Holy Radiance, for my money, is the most fun and interesting skill in the entire game. The interaction with the disposition system, and how it encourages the unity of story and mechanics, is something I wish every class could enjoy. And I love how it transforms from a utility heal to tactical nuke depending on the encounter. If being a skeleton is a crime, then Holy Radiance is Batman.
That said, I agree that the the remainder of the Priest's features don't the same high standard. The core problem is, most Priest spells don't feel impactful. The slow cast times, the dry descriptions, and complexity of buff mechanics all contribute to this problem.
Interdiction is a good example:
Compared to 1st-level spells from other classes, it looks weak and uninteresting. The animation isn't very flashy, and the description isn't any better. At this level, Wizards are already unleashing torrents of flame, Druids are summoning fields of stinging vines, Ciphers are controlling minds - and the Priest is just pointing his wagging his finger at people. Menacing.
So it's gotta be a weak spell, right? Turns out, Dazed is a pretty potent condition, it's just very difficult for players to appreciate. -4 Penetration is the big one, reducing the target's damage by up to 75%! Plus it stops engagement, subtract 5 Might (-15% damage and -10 Fortitude), stops engagement, and strips away positive Might buffs.
Still, there's Arkemyr's Dazzling Lights. This 1st-level Wizard spell has the same cast time, recovery, range, and accuracy, applies Dazed for 9.0 seconds instead of 7.0, and adds -10 Will on top. Why would anyone use Interdiction? Well, Interdiction has a much larger radius - 2.5 meters vs. 1.5 - which translates to about 3x the AoE.

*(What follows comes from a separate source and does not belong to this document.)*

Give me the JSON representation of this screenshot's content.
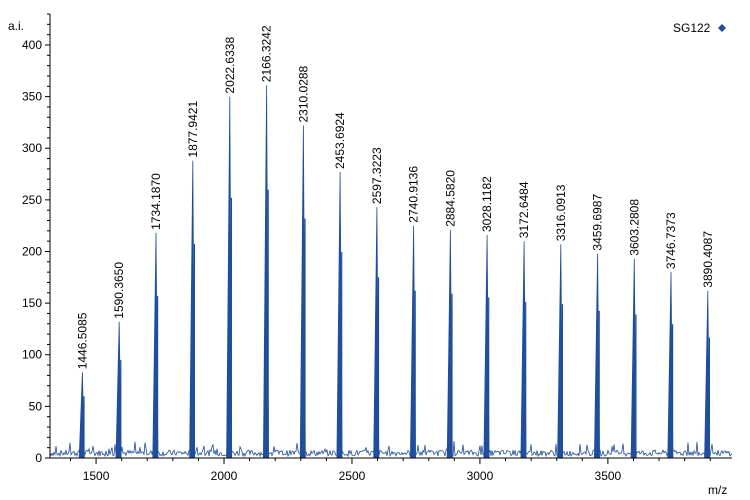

And if that all sounds great, those details are still hidden under many layers of game mechanics. To evaluate this one spell, you've got to consider about a dozen different stats. And even once you do all that, and decide it's worthwhile, you're going to have a hard time appreciating the impact in the heat of combat. And even then, it still takes 3 seconds to cast.
And the Madlib spell descriptions and animations don't make this any easier. "Applies the _____ (Inspiration/Affliction) to all ____ (Allies/Enemies) in rage", cue animation of an ambiguous glowing rune and/or beam of light.

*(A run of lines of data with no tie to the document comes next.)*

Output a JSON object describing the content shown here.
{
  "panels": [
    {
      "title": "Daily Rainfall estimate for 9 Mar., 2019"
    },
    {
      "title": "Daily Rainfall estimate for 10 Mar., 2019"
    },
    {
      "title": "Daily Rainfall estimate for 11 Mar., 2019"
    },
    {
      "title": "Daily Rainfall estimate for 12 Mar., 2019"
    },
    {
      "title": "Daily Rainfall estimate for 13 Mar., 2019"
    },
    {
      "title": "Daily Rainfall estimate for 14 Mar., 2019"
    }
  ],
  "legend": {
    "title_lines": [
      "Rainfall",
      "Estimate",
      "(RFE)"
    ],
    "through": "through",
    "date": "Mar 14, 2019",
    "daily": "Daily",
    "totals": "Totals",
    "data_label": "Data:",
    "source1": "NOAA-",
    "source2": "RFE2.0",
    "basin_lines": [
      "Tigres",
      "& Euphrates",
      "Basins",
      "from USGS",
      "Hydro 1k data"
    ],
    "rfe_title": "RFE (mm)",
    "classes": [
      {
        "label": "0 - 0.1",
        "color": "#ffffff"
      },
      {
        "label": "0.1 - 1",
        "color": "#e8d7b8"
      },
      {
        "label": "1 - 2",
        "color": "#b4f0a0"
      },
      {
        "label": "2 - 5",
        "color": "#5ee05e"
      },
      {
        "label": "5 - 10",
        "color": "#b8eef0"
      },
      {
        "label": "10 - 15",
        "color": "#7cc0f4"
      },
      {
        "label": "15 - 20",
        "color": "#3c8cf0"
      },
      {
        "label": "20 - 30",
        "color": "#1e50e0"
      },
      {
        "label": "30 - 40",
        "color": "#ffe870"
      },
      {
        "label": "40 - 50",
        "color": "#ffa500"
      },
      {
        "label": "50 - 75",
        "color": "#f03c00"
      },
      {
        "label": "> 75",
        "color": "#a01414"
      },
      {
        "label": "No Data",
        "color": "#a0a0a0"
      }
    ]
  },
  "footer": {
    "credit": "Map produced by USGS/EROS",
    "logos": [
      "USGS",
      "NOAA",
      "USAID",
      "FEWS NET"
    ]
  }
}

Priest isn't completely without interesting spells: Suppress Affliction, Withdraw, the Seal and Pillar series. Anything themed around a specific deity is great, Spiritual Weapon in particular. Given infinite time and resources, I have no doubt Obsidian could bring the same touch to the rest of Priest's repertoire.
A few suggestions:
Proactive support is core to the Priest's identity. They need a way to access party-wide buffs quickly at the start of the encounter, before the usual 3s cast time. It's fine if it costs a talent or per-rest resource, but it should be accessible to every player from an early level. The Prayer/Litany buffs were a good start.
Spiritual Weapon should be part of the core class progression. It's already the 2nd bonus spell for Magranites, do the same for the other subclasses.
Fewer spells with more identifiable effects. Consolidate the junior/senior versions into one.
Speaking of, refocus the spell keywords. I honestly wouldn't even know these were a thing, if it weren't called out on Xoti's lantern. There's no appreciable difference between "Condemnation" and "Punishment", and there are like two spells total with the "Cleansing" tag. Use these as riders to otherwise generic talents: "+15% healing" becomes "+10% and +1 PL with Restoration", etc.
Finally, the spell selection system is... great! The ability to specialize through spell selection actually alleviates many of the points above. Overall, I'm very happy with the class as it is, and hope we can see it grow even further.